Sentence issued in fatality


Most of a six-month jail
sentence is suspended.

By JEANNE STARMACK

VINDICTOR STAFF WRITER

SEBRING — Family and friends of a man killed in a car crash last year gathered in Mahoning County Court here Tuesday for the sentencing of the man responsible for the accident.

After listening to emotional statements from Michael Fox’s grandmother, mother, aunt and friends, Judge Diane Vettori sentenced Michael Zimbardi, 21, of Boardman for the June 24, 2006, crash that killed Fox, 22, on Route 62 in Green Township.

The judge suspended most of a six-month jail sentence and ordered he pay a $1,000 fine, with $750 suspended. The jail sentence and fine are the maximum Zimbardi could be sentenced to for vehicular homicide, which he pleaded no contest to in January.

Zimbardi, who was traveling as fast as 74 mph according to an Ohio State Highway Patrol accident reconstructionist, crossed the center line and struck Fox’s car.

Fox was driving back to Austintown, where he lived with his grandmother, from a car show in Salem. His grandmother, Leona Little, was also on the road that night, driving back from the car show in a separate car. She passed the accident, which happened after 11:30 p.m. But she did not realize it was her grandson until officials arrived at her door about two hours later to tell her he was dead.

Family’s statements

In court, Little talked about her grandson’s potential and ambitions. He was a real estate agent, had a landscaping business, sold chips and salsa from a trailer at car shows and was a graphic artist, she said.

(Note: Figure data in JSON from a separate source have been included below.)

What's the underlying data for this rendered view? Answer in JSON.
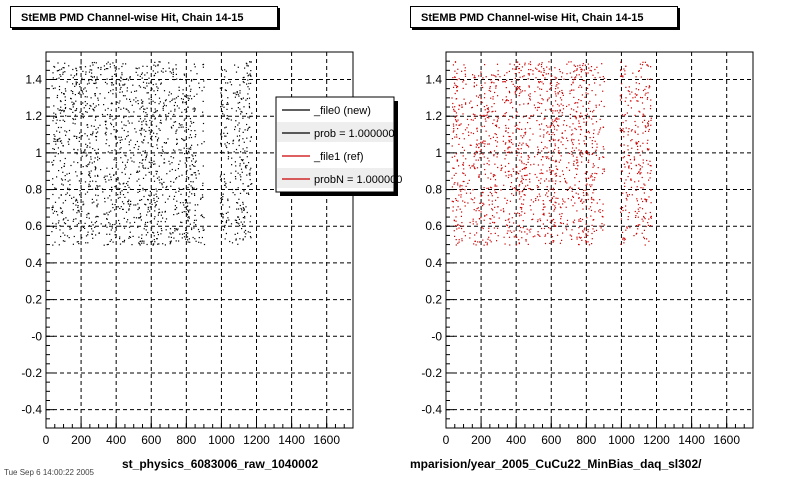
{
  "panels": [
    {
      "title": "StEMB PMD Channel-wise Hit, Chain 14-15",
      "footer": "st_physics_6083006_raw_1040002",
      "point_color": "#000000"
    },
    {
      "title": "StEMB PMD Channel-wise Hit, Chain 14-15",
      "footer": "mparision/year_2005_CuCu22_MinBias_daq_sl302/",
      "point_color": "#cc0000"
    }
  ],
  "legend": {
    "entries": [
      {
        "label": "_file0 (new)",
        "color": "#000000"
      },
      {
        "label": "prob = 1.000000",
        "color": "#000000"
      },
      {
        "label": "_file1 (ref)",
        "color": "#cc0000"
      },
      {
        "label": "probN = 1.000000",
        "color": "#cc0000"
      }
    ]
  },
  "corner_note": "Tue Sep  6 14:00:22 2005",
  "chart_data": [
    {
      "type": "scatter",
      "title": "StEMB PMD Channel-wise Hit, Chain 14-15",
      "xlabel": "",
      "ylabel": "",
      "xlim": [
        0,
        1750
      ],
      "ylim": [
        -0.5,
        1.55
      ],
      "xticks": [
        0,
        200,
        400,
        600,
        800,
        1000,
        1200,
        1400,
        1600
      ],
      "yticks": [
        -0.4,
        -0.2,
        0,
        0.2,
        0.4,
        0.6,
        0.8,
        1,
        1.2,
        1.4
      ],
      "ytick_labels": [
        "-0.4",
        "-0.2",
        "-0",
        "0.2",
        "0.4",
        "0.6",
        "0.8",
        "1",
        "1.2",
        "1.4"
      ],
      "grid": true,
      "legend_position": "top-right",
      "series": [
        {
          "name": "_file0 (new)",
          "color": "#000000",
          "regions": [
            {
              "x": [
                30,
                900
              ],
              "y": [
                0.5,
                1.5
              ]
            },
            {
              "x": [
                990,
                1170
              ],
              "y": [
                0.5,
                1.5
              ]
            }
          ]
        }
      ]
    },
    {
      "type": "scatter",
      "title": "StEMB PMD Channel-wise Hit, Chain 14-15",
      "xlabel": "",
      "ylabel": "",
      "xlim": [
        0,
        1750
      ],
      "ylim": [
        -0.5,
        1.55
      ],
      "xticks": [
        0,
        200,
        400,
        600,
        800,
        1000,
        1200,
        1400,
        1600
      ],
      "yticks": [
        -0.4,
        -0.2,
        0,
        0.2,
        0.4,
        0.6,
        0.8,
        1,
        1.2,
        1.4
      ],
      "ytick_labels": [
        "-0.4",
        "-0.2",
        "-0",
        "0.2",
        "0.4",
        "0.6",
        "0.8",
        "1",
        "1.2",
        "1.4"
      ],
      "grid": true,
      "series": [
        {
          "name": "_file1 (ref)",
          "color": "#cc0000",
          "regions": [
            {
              "x": [
                30,
                900
              ],
              "y": [
                0.5,
                1.5
              ]
            },
            {
              "x": [
                990,
                1170
              ],
              "y": [
                0.5,
                1.5
              ]
            }
          ]
        }
      ]
    }
  ]
}
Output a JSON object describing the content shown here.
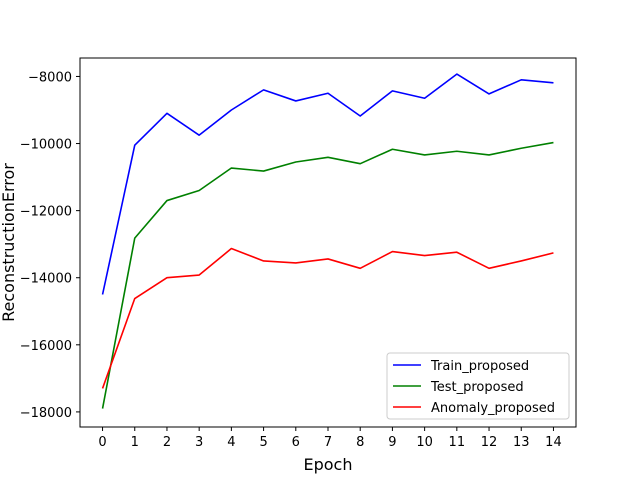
{
  "chart_data": {
    "type": "line",
    "title": "",
    "xlabel": "Epoch",
    "ylabel": "ReconstructionError",
    "x": [
      0,
      1,
      2,
      3,
      4,
      5,
      6,
      7,
      8,
      9,
      10,
      11,
      12,
      13,
      14
    ],
    "xticks": [
      "0",
      "1",
      "2",
      "3",
      "4",
      "5",
      "6",
      "7",
      "8",
      "9",
      "10",
      "11",
      "12",
      "13",
      "14"
    ],
    "xlim": [
      -0.7,
      14.7
    ],
    "yticks": [
      -18000,
      -16000,
      -14000,
      -12000,
      -10000,
      -8000
    ],
    "ytick_labels": [
      "−18000",
      "−16000",
      "−14000",
      "−12000",
      "−10000",
      "−8000"
    ],
    "ylim": [
      -18450,
      -7450
    ],
    "grid": false,
    "legend_position": "lower-right",
    "series": [
      {
        "name": "Train_proposed",
        "color": "#0000ff",
        "values": [
          -14500,
          -10050,
          -9100,
          -9750,
          -9000,
          -8400,
          -8730,
          -8500,
          -9180,
          -8430,
          -8650,
          -7930,
          -8520,
          -8100,
          -8190
        ]
      },
      {
        "name": "Test_proposed",
        "color": "#008000",
        "values": [
          -17900,
          -12820,
          -11700,
          -11400,
          -10730,
          -10820,
          -10550,
          -10410,
          -10600,
          -10170,
          -10340,
          -10230,
          -10340,
          -10140,
          -9970
        ]
      },
      {
        "name": "Anomaly_proposed",
        "color": "#ff0000",
        "values": [
          -17300,
          -14620,
          -14000,
          -13920,
          -13130,
          -13500,
          -13560,
          -13440,
          -13720,
          -13220,
          -13340,
          -13240,
          -13720,
          -13500,
          -13260
        ]
      }
    ]
  }
}
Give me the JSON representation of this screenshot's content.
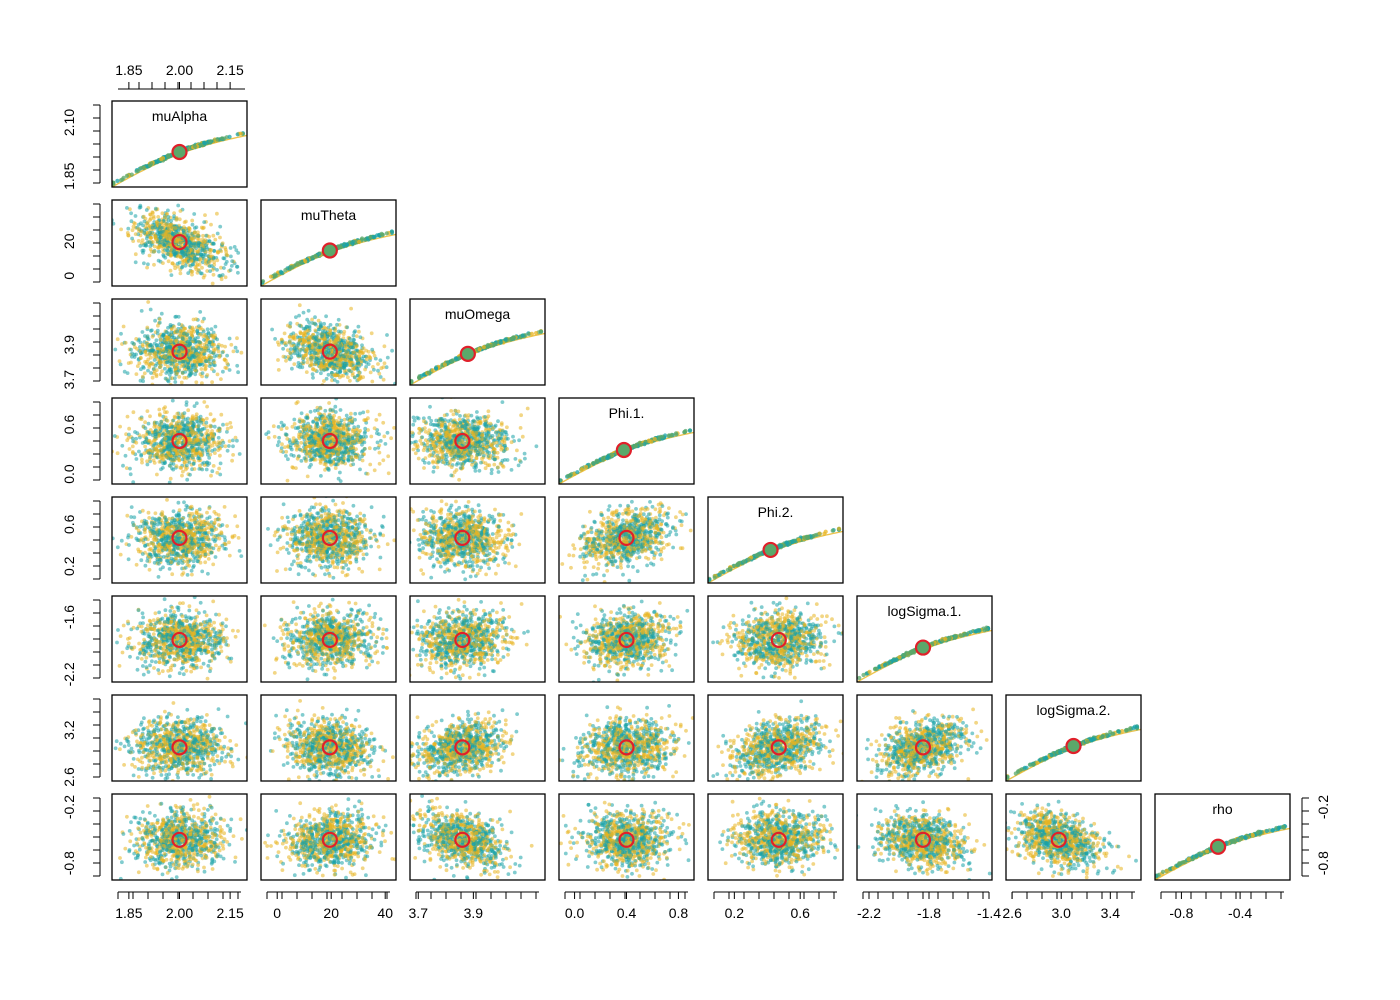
{
  "chart_data": {
    "type": "scatter",
    "title": "",
    "variables": [
      {
        "name": "muAlpha",
        "range": [
          1.8,
          2.2
        ],
        "ticks": [
          1.85,
          2.0,
          2.15
        ],
        "tick_labels": [
          "1.85",
          "2.00",
          "2.15"
        ],
        "left_ticks": [
          1.85,
          2.1
        ],
        "left_tick_labels": [
          "1.85",
          "2.10"
        ],
        "marker": 2.0,
        "diag_marker": 2.0
      },
      {
        "name": "muTheta",
        "range": [
          -6,
          44
        ],
        "ticks": [
          0,
          20,
          40
        ],
        "tick_labels": [
          "0",
          "20",
          "40"
        ],
        "left_ticks": [
          0,
          20
        ],
        "left_tick_labels": [
          "0",
          "20"
        ],
        "marker": 19.5,
        "diag_marker": 19.5
      },
      {
        "name": "muOmega",
        "range": [
          3.67,
          4.16
        ],
        "ticks": [
          3.7,
          3.9
        ],
        "tick_labels": [
          "3.7",
          "3.9"
        ],
        "left_ticks": [
          3.7,
          3.9
        ],
        "left_tick_labels": [
          "3.7",
          "3.9"
        ],
        "marker": 3.86,
        "diag_marker": 3.88
      },
      {
        "name": "Phi.1.",
        "range": [
          -0.12,
          0.92
        ],
        "ticks": [
          0.0,
          0.4,
          0.8
        ],
        "tick_labels": [
          "0.0",
          "0.4",
          "0.8"
        ],
        "left_ticks": [
          0.0,
          0.6
        ],
        "left_tick_labels": [
          "0.0",
          "0.6"
        ],
        "marker": 0.4,
        "diag_marker": 0.38
      },
      {
        "name": "Phi.2.",
        "range": [
          0.04,
          0.86
        ],
        "ticks": [
          0.2,
          0.6
        ],
        "tick_labels": [
          "0.2",
          "0.6"
        ],
        "left_ticks": [
          0.2,
          0.6
        ],
        "left_tick_labels": [
          "0.2",
          "0.6"
        ],
        "marker": 0.47,
        "diag_marker": 0.42
      },
      {
        "name": "logSigma.1.",
        "range": [
          -2.28,
          -1.38
        ],
        "ticks": [
          -2.2,
          -1.8,
          -1.4
        ],
        "tick_labels": [
          "-2.2",
          "-1.8",
          "-1.4"
        ],
        "left_ticks": [
          -2.2,
          -1.6
        ],
        "left_tick_labels": [
          "-2.2",
          "-1.6"
        ],
        "marker": -1.84,
        "diag_marker": -1.84
      },
      {
        "name": "logSigma.2.",
        "range": [
          2.55,
          3.65
        ],
        "ticks": [
          2.6,
          3.0,
          3.4
        ],
        "tick_labels": [
          "2.6",
          "3.0",
          "3.4"
        ],
        "left_ticks": [
          2.6,
          3.2
        ],
        "left_tick_labels": [
          "2.6",
          "3.2"
        ],
        "marker": 2.98,
        "diag_marker": 3.1
      },
      {
        "name": "rho",
        "range": [
          -0.98,
          -0.06
        ],
        "ticks": [
          -0.8,
          -0.4
        ],
        "tick_labels": [
          "-0.8",
          "-0.4"
        ],
        "left_ticks": [
          -0.8,
          -0.2
        ],
        "left_tick_labels": [
          "-0.8",
          "-0.2"
        ],
        "marker": -0.55,
        "diag_marker": -0.55
      }
    ],
    "correlations": [
      [
        1.0,
        -0.5,
        0.0,
        0.0,
        0.0,
        0.0,
        0.0,
        0.0
      ],
      [
        -0.5,
        1.0,
        -0.35,
        0.0,
        0.0,
        0.0,
        -0.2,
        0.1
      ],
      [
        0.0,
        -0.35,
        1.0,
        0.0,
        0.0,
        0.1,
        0.35,
        -0.35
      ],
      [
        0.0,
        0.0,
        0.0,
        1.0,
        0.35,
        0.15,
        0.1,
        0.0
      ],
      [
        0.0,
        0.0,
        0.0,
        0.35,
        1.0,
        0.0,
        0.3,
        0.0
      ],
      [
        0.0,
        0.0,
        0.1,
        0.15,
        0.0,
        1.0,
        0.35,
        -0.25
      ],
      [
        0.0,
        -0.2,
        0.35,
        0.1,
        0.3,
        0.35,
        1.0,
        -0.4
      ],
      [
        0.0,
        0.1,
        -0.35,
        0.0,
        0.0,
        -0.25,
        -0.4,
        1.0
      ]
    ],
    "series": [
      {
        "color": "#E8B420"
      },
      {
        "color": "#1AA3A8"
      }
    ],
    "marker_color": "#E0202A",
    "diag_fill": "#5BA86A",
    "grid": false,
    "legend": "none"
  }
}
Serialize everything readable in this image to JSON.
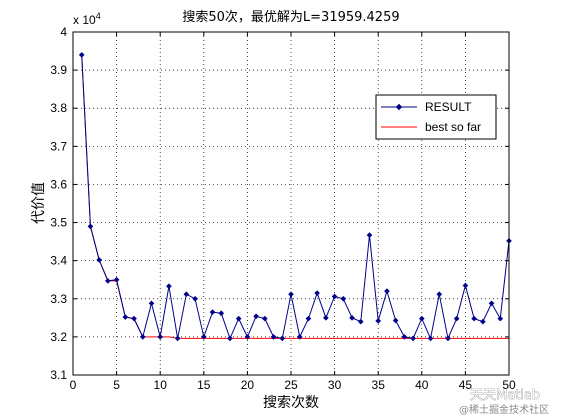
{
  "chart_data": {
    "type": "line",
    "title": "搜索50次，最优解为L=31959.4259",
    "xlabel": "搜索次数",
    "ylabel": "代价值",
    "exponent_label": "x 10",
    "exponent_power": "4",
    "xlim": [
      0,
      50
    ],
    "ylim": [
      3.1,
      4.0
    ],
    "y_display_scale": 10000,
    "xticks": [
      0,
      5,
      10,
      15,
      20,
      25,
      30,
      35,
      40,
      45,
      50
    ],
    "yticks": [
      3.1,
      3.2,
      3.3,
      3.4,
      3.5,
      3.6,
      3.7,
      3.8,
      3.9,
      4.0
    ],
    "yticklabels": [
      "3.1",
      "3.2",
      "3.3",
      "3.4",
      "3.5",
      "3.6",
      "3.7",
      "3.8",
      "3.9",
      "4"
    ],
    "grid": true,
    "legend_position": "top-right",
    "x": [
      1,
      2,
      3,
      4,
      5,
      6,
      7,
      8,
      9,
      10,
      11,
      12,
      13,
      14,
      15,
      16,
      17,
      18,
      19,
      20,
      21,
      22,
      23,
      24,
      25,
      26,
      27,
      28,
      29,
      30,
      31,
      32,
      33,
      34,
      35,
      36,
      37,
      38,
      39,
      40,
      41,
      42,
      43,
      44,
      45,
      46,
      47,
      48,
      49,
      50
    ],
    "series": [
      {
        "name": "RESULT",
        "color": "#00008b",
        "marker": "diamond",
        "values": [
          39400,
          34900,
          34020,
          33470,
          33500,
          32520,
          32480,
          32000,
          32880,
          32000,
          33330,
          31960,
          33120,
          33000,
          32000,
          32650,
          32620,
          31960,
          32480,
          32000,
          32540,
          32480,
          32000,
          31960,
          33120,
          32000,
          32480,
          33150,
          32500,
          33060,
          33000,
          32500,
          32400,
          34670,
          32420,
          33200,
          32430,
          32000,
          31960,
          32480,
          31960,
          33120,
          31960,
          32480,
          33350,
          32480,
          32400,
          32880,
          32480,
          34520
        ]
      },
      {
        "name": "best so far",
        "color": "#ff0000",
        "marker": "none",
        "values": [
          39400,
          34900,
          34020,
          33470,
          33470,
          32520,
          32480,
          32000,
          32000,
          32000,
          32000,
          31960,
          31960,
          31960,
          31960,
          31960,
          31960,
          31960,
          31960,
          31960,
          31960,
          31960,
          31960,
          31960,
          31960,
          31960,
          31960,
          31960,
          31960,
          31960,
          31960,
          31960,
          31960,
          31960,
          31960,
          31960,
          31960,
          31960,
          31960,
          31960,
          31960,
          31960,
          31960,
          31960,
          31960,
          31960,
          31960,
          31960,
          31960,
          31960
        ]
      }
    ]
  },
  "watermark": {
    "main": "天天Matlab",
    "sub": "@稀土掘金技术社区"
  }
}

“I read so many things about you on the Internet,” she told Zimbardi, referring to comments he’d posted on his MySpace page, which were included in a pre-sentencing investigation. “A drug dealer on speed dial ... we need more blow ... it’s gonna snow in Boardman,” she said.

Fox’s mother, Bobbi Jo Fox, said no one can understand what it’s like to lose a child unless it happens to them. “I’ll never get to be a grandmother, be in his wedding, any of that stuff,” she said.

“I went to pick out flowers for his funeral — I thought I would pick out flowers for his wedding,” said Fox’s aunt, Kelly Baer.

“I’m afraid someone else is going to have to go through this because of that person sitting right there,” said his friend Rachel Blazak.

More than expected

Zimbardi kept his head down. He spoke to the judge before receiving his sentence, though the rest of the court could not hear him. His attorney, James Lanzo, apologized to the survivors on behalf of the Zimbardi family.

Little said the sentencing was “more than what we thought” Zimbardi would get, but if the prosecutor would have charged him with aggravated vehicular homicide, a felony, instead of the misdemeanor vehicular homicide, he would have gotten a harsher sentence. Others agreed.

Assistant prosecutor Martin Hume said he filed the lesser charge because he did not believe evidence supported a conclusion of recklessness, which is the aggravating factor, instead of negligence.

He said speed alone, without the presence of alcohol, drugs or an action, such as talking on a cell phone, is seldom an aggravating factor.